I guess with anyone trying to grow a colony like I am, they would experience the same deal that I am presently experiencing. I am estimating that I have approx 40 adults at the moment with arrivals daily it seems. This is way ahead of schedule for me, but then, I never had the amount of gourds that I have available this season. But I am so overwhelmed with ASY males at the moment, probably out numbering my females 3-1. I am sure I am getting quite a few ASY males that were subbies last year and didn't mate or ASY males that were not successful in reproducing last season.
I am in need of females badly for these males. I realize that it is still very early, but this was enough to raise my eyebrow. Subbies haven't started to arrive as of yet, and surely there will be females available when they do. But then, there will be the addition of subby males arriving also.

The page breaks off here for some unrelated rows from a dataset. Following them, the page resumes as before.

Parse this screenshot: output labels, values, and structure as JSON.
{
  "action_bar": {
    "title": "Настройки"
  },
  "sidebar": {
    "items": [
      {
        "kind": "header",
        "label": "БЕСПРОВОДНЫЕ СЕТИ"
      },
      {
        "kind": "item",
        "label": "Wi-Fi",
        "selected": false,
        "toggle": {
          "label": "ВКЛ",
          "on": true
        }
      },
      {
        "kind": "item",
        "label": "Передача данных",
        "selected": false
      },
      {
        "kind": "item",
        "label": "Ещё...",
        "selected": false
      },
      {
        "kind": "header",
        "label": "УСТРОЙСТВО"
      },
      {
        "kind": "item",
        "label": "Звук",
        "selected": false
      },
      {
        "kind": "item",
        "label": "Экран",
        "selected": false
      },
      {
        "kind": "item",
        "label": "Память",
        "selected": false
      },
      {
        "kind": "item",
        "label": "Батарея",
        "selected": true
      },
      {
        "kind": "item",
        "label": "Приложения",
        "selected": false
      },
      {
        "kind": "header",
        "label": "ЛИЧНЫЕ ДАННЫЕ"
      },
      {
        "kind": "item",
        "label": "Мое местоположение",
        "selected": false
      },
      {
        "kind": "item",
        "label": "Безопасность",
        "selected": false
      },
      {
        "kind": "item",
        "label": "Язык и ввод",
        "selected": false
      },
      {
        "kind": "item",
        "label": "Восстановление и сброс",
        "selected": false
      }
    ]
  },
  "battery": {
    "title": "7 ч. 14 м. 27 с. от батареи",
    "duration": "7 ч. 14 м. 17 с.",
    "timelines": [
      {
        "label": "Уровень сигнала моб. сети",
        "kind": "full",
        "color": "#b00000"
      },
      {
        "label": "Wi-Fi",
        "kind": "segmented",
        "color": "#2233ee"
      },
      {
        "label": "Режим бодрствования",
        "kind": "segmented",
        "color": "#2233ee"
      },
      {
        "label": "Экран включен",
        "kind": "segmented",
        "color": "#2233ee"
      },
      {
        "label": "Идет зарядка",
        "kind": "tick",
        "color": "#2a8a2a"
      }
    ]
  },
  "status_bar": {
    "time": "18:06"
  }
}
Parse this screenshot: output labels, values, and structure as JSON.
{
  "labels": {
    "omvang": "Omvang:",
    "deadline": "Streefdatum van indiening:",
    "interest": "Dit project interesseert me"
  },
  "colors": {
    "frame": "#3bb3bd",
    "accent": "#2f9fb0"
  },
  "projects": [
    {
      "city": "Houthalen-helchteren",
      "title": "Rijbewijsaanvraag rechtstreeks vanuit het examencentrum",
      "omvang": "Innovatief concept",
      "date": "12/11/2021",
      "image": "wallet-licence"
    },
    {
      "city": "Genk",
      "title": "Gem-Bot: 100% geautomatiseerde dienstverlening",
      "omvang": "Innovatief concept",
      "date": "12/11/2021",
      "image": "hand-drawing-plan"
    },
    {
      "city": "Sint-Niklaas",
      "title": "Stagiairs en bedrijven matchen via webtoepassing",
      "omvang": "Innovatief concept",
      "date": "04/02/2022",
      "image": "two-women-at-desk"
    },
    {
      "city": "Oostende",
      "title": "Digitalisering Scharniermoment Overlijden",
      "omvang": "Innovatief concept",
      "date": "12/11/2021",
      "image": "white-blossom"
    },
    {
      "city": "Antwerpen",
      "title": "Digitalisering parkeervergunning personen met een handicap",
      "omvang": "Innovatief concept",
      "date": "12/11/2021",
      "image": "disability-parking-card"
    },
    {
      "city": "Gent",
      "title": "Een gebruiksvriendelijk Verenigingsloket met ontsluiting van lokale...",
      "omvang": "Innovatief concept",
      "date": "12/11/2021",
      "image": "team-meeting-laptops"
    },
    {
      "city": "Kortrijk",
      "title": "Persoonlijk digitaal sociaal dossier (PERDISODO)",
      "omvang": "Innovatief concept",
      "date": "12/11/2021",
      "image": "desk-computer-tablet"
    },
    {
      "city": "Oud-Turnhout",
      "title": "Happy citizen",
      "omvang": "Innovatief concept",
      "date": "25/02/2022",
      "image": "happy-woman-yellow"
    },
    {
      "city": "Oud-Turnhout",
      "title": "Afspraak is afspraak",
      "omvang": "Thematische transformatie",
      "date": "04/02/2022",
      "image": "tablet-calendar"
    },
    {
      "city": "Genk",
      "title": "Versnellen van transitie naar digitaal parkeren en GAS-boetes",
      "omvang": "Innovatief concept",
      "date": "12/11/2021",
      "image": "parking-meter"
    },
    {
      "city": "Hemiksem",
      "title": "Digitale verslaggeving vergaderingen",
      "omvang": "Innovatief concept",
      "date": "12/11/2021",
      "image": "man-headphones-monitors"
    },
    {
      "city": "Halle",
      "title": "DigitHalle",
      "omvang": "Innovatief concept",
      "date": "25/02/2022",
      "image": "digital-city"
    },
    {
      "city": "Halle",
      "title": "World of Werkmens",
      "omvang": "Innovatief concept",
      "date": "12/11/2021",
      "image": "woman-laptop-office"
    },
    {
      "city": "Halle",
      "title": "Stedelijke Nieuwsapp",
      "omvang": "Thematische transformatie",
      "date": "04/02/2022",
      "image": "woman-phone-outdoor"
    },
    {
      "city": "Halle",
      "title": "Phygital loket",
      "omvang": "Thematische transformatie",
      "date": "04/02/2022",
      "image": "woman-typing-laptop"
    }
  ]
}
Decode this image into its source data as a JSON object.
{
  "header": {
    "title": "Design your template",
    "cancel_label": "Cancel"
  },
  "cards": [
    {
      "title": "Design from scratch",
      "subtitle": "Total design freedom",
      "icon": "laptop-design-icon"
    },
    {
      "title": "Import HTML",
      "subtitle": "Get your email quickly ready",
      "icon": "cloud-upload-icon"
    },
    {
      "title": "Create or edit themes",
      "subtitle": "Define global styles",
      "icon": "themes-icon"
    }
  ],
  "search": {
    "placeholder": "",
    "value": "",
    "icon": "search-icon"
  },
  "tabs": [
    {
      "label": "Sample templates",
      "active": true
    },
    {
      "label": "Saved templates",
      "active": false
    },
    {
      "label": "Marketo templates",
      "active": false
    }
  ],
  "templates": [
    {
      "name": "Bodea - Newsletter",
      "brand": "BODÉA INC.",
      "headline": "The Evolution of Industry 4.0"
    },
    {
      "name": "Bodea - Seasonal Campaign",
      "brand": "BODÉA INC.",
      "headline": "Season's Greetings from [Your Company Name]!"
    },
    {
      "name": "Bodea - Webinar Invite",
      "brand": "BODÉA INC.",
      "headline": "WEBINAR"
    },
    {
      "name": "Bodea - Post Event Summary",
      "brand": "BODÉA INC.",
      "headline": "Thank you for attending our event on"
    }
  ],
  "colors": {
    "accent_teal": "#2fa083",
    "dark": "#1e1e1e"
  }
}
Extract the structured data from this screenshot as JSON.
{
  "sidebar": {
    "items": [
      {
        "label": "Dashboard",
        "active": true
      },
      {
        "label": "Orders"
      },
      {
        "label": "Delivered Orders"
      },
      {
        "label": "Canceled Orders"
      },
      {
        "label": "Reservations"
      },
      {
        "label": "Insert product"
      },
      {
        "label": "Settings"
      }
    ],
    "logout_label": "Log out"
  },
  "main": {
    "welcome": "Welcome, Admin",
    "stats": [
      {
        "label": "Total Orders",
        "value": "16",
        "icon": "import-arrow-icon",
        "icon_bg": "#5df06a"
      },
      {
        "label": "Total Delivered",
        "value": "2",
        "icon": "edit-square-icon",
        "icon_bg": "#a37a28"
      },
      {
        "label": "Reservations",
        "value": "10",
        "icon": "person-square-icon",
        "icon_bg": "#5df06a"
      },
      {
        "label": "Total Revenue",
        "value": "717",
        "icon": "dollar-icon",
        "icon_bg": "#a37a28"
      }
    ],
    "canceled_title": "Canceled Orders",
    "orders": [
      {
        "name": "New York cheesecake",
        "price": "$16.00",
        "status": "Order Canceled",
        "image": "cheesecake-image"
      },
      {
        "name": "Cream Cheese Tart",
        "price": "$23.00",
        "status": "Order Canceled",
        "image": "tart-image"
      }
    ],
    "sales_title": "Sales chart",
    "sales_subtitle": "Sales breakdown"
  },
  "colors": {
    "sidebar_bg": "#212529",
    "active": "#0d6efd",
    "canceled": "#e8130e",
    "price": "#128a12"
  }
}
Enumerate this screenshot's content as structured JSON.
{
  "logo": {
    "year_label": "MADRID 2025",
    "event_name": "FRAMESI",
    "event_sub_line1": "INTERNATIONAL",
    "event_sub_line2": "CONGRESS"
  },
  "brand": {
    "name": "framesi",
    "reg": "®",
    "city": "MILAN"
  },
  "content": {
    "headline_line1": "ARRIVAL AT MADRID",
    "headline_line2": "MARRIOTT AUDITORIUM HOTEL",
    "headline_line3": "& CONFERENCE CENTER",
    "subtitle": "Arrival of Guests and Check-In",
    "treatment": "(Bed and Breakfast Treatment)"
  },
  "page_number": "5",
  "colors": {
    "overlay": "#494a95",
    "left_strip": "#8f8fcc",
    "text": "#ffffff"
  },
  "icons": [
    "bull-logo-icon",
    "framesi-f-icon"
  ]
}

Another observation is that these martins will quickly adapt to the crescent entrances. But they definitely prefer porches not flush with the entrance bottom. My excluder gourds, all my supergourds with metal porches, natural gourds with porches attached below the entrance, etc were all taken before any with flush porches were. They are starting to use them, but as I said, they prefer them not to be flush. Someone on the forum, I forget his name, but he posted several times that flush porches are somewhat hard on the martins, and from my observations I agree. Anyways, my large, brand new natural gourds with flush porches (which is the majority of my naturals) were not touched until all the others were filled. I even strategically placed them where Supergourds were last season. Don't kill the messenger, it's just an observation.
I have a neighbor that put up several gourd racks and has those very small, plastic gourds with round holes. AND HE ATTRACTED SEVERAL ASY's! I WAS FLABBERGASTED. His racks are within 20 feet of trees, right on top of his house, etc. The only thing his site had that mine didn't was round holes. So I threw up another rack with round hole supergourds that I had tucked away in my shed. I think I put a dent in his martin total as these gourds filled within two days. Hey, it was for the benefit of the martins.
Anyways, I wanted to share this surplus male situation as I am hoping for comments from landlords that have experienced something similar. I understand it's early and not unusal to have more males then females this time of season. But at this ratio? If the gender ratio doesn't get any better soon, I feel for these females. It could get rough.